Reportagens

“No Brasil, proteção ambiental ainda é vista como custo”

Para pesquisador, propostas que alteram limites de floresta e parque no Pará ameaçam cumprimento de metas de controle de desmatamento assumidas perante a comunidade internacional

Deutsche Welle ·
5 de junho de 2017 · 8 anos atrás
Tronco derrubado por desmatadores na Floresta Nacional do Jamanxim em Novo Progresso, Pará. Foto: Vinícius Mendonça - Ascom/Ibama.
Tronco derrubado por desmatadores na Floresta Nacional do Jamanxim em Novo Progresso, Pará. Foto: Vinícius Mendonça – Ascom/Ibama.

Nos próximos 15 dias, o presidente Michel Temer terá que decidir se as Medidas Provisórias 756/2016 e 758/2016, ambas aprovadas pelo Congresso, viram lei.
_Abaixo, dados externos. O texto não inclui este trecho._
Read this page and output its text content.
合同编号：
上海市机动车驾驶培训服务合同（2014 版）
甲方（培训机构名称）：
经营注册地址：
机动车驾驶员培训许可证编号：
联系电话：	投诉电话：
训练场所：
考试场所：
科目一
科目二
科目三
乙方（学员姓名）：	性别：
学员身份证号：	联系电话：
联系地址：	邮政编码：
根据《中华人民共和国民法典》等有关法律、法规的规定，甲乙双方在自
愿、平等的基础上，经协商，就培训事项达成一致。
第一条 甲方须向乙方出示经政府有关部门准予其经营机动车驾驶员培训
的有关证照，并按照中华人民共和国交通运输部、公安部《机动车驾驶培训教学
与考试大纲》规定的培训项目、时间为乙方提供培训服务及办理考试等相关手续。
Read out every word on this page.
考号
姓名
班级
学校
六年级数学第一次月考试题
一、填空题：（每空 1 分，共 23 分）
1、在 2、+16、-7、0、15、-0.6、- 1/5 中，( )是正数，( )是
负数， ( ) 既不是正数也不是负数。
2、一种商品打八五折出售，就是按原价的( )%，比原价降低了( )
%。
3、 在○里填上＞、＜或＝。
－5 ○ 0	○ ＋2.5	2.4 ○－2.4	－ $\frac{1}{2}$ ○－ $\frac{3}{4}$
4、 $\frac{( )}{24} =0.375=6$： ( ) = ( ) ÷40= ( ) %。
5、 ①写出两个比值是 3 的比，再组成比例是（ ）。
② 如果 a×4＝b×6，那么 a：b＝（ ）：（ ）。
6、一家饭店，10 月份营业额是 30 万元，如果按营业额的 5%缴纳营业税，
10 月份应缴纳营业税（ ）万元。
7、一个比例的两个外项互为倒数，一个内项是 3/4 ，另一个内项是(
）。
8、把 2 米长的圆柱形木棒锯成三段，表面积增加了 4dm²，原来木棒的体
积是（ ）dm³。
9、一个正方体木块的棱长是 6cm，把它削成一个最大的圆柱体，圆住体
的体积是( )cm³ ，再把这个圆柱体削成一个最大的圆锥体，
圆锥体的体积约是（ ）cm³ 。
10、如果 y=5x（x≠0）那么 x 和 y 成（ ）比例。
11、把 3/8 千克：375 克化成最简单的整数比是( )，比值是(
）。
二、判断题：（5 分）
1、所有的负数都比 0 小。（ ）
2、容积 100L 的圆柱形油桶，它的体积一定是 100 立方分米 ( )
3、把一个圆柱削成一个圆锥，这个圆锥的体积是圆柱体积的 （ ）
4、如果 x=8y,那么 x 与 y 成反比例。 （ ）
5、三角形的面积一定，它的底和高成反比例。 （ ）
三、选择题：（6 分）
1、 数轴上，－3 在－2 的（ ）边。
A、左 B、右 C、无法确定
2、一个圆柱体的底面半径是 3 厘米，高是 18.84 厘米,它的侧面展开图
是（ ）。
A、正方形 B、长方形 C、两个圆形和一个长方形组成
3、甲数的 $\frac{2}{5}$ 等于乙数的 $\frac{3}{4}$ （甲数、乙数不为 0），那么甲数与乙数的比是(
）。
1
Elas alteram os limites da Floresta Nacional de Jamanxim e do Parque Nacional de Jamanxim, no oeste do Pará.

Organizações como o Instituto de Pesquisa Ambiental da Amazônia (Ipam) pedem o veto do presidente. Para a entidade, as propostas ameaçam a integridade da floresta e o cumprimento de metas de controle de desmatamento assumidas perante a comunidade internacional.

Segundo o Ipam, a Floresta Nacional do Jamaxim, principal unidade de conservação afetada pela decisão do Congresso, perderá 486 mil hectares. A desafetação dessa área seria uma vitória da grilagem: o Instituto Chico Mendes de Conservação da Biodiversidade calcula que 67,7% dos ocupantes entraram pouco antes ou logo após a unidade de conservação ser criada.

“Cortar esse pedaço da reserva para comportá-los é legitimar a ilegalidade ou, melhor dizendo, a grilagem”, critica Paulo Moutinho, pesquisador do Ipam, em entrevista à DW.

Qual a mensagem o governo brasileiro transmite com essas medidas?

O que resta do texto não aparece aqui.